I have expressions:
$F(s)=\sqrt{\left[\left(a+b\right)s+c\right]\mp\sqrt{\left[\left(a-b\right)s+c\right]^{2}+d}}$
where $s$ is a complex number; and $a,b,c,d$ are reals such that
$a>0,\,b>0,\, a\neq b,\, c>0,\, d\geq0$. I am trying to figure out whether
it is possible to simplify these expressions when $d=0$,
but I am afraid I have forgotten how to deal with the
constructs of the type $\sqrt{z^{2}}$ for the complex $z$ arising here.
Can anybody help me please?
Leszek
Clarification 1:
I may be terribly uneducated, but what else can $\sqrt{z}$ mean, if not "the square root of $z$"?
I never assume that the expressions of which the square roots are taken are integers.
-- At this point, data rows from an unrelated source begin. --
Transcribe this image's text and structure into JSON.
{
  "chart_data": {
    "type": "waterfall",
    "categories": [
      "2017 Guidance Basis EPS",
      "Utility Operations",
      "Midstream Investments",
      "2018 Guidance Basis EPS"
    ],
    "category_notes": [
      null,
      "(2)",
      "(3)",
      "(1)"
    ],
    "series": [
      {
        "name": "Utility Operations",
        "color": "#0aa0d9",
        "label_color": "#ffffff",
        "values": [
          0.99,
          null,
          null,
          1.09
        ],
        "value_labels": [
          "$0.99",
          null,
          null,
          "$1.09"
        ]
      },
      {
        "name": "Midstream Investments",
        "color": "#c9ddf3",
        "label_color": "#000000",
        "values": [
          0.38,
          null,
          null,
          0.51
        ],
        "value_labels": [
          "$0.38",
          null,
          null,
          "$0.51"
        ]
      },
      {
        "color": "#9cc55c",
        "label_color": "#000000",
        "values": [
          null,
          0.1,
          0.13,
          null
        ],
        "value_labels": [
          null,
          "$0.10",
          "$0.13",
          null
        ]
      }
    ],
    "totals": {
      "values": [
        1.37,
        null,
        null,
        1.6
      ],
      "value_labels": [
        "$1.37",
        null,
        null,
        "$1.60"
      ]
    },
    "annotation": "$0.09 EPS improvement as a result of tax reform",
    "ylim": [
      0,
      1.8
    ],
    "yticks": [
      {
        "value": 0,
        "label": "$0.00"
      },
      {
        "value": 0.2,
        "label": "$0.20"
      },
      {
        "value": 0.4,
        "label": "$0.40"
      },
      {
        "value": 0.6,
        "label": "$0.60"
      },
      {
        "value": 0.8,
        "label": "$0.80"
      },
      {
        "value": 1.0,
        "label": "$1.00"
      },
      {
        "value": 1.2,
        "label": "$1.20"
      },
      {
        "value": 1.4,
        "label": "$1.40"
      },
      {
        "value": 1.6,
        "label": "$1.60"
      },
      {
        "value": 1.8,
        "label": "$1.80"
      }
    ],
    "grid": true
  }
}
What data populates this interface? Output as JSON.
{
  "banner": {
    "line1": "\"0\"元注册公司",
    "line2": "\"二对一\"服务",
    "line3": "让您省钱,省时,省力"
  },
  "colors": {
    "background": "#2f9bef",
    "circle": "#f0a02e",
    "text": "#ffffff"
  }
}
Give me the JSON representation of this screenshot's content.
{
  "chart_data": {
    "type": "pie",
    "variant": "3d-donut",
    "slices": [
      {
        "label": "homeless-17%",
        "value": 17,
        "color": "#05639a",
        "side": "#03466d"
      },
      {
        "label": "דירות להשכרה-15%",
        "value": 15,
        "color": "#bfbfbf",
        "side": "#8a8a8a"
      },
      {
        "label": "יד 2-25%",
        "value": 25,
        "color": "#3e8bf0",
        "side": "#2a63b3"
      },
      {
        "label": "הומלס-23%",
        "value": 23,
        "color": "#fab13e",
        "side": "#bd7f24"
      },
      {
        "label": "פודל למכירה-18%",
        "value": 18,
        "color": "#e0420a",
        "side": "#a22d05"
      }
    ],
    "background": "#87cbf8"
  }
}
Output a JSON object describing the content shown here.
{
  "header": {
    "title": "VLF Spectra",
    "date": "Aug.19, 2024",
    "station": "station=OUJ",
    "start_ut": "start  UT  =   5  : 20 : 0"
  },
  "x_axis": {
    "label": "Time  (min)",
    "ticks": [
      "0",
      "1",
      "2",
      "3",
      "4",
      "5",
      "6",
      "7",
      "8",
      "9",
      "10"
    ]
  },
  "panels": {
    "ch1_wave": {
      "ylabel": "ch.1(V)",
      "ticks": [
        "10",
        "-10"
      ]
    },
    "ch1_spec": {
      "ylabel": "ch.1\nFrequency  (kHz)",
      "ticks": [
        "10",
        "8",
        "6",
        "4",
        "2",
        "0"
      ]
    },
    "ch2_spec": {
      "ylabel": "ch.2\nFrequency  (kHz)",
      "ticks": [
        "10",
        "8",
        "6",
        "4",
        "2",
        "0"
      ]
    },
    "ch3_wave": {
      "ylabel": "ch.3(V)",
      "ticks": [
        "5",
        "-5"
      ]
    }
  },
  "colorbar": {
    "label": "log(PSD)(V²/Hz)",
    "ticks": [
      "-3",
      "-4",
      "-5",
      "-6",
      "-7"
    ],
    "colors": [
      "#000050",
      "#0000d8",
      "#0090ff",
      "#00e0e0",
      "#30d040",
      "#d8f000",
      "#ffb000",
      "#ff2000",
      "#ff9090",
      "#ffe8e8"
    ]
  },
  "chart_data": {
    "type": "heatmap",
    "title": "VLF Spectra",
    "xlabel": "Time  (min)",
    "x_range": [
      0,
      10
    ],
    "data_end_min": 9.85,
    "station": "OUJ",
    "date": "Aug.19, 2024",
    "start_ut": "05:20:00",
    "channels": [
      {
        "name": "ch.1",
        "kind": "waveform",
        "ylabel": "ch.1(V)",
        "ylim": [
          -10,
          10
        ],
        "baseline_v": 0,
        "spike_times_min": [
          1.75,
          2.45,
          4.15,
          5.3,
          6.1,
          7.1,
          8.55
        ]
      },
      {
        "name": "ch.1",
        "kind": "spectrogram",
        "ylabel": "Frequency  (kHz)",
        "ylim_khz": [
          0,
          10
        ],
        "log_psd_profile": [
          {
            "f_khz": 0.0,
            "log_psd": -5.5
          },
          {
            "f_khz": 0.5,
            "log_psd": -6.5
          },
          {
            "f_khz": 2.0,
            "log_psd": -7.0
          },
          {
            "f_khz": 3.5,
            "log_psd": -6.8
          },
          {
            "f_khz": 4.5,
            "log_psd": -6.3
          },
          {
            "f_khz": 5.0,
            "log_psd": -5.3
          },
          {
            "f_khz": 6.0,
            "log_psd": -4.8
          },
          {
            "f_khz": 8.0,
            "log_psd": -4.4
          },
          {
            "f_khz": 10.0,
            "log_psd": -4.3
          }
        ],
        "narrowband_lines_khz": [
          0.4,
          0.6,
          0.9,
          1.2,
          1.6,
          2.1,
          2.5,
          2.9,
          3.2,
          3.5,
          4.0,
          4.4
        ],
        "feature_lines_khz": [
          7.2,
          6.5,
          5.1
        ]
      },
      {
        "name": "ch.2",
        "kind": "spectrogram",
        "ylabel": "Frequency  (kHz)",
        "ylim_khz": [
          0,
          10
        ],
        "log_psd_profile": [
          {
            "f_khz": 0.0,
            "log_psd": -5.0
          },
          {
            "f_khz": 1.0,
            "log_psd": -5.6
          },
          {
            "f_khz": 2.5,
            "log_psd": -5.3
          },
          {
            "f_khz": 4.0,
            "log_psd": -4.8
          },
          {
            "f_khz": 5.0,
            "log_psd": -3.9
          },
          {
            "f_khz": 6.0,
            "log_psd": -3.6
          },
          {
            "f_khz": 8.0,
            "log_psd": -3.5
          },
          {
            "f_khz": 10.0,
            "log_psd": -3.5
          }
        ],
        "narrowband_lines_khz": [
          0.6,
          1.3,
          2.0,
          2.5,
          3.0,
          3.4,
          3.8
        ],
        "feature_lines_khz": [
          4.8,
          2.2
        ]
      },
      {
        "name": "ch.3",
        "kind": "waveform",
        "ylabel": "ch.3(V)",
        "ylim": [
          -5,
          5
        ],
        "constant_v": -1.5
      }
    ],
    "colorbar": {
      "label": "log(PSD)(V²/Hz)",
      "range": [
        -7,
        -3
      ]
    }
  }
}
Please read my description above.
I think my problem can be expressed in a simpler way: what is the result of calculating $\sqrt{z^{2}}$ when $z$ is complex, and how this result depends on the actual form of $z$, as is described?
When $z$ is real, then $\sqrt{z^{2}}$ is equal to the absolute value of $z$. Obviously I expect this is not the case when $z$ is complex.
Assuming a special case of real $s$ and $a > b$, we would obtain simplified expressions:
$F(s)=\sqrt{2bs}$ when there is "-" in the formula for $F(s)$,
and $F(s)=\sqrt{2as+2c}$ when there is "+" in the formula for $F(s)$
I need to derive the counterparts of such simplified expressions obtainable for complex $s$, both when $a > b$ and when $a < b$.
Leszek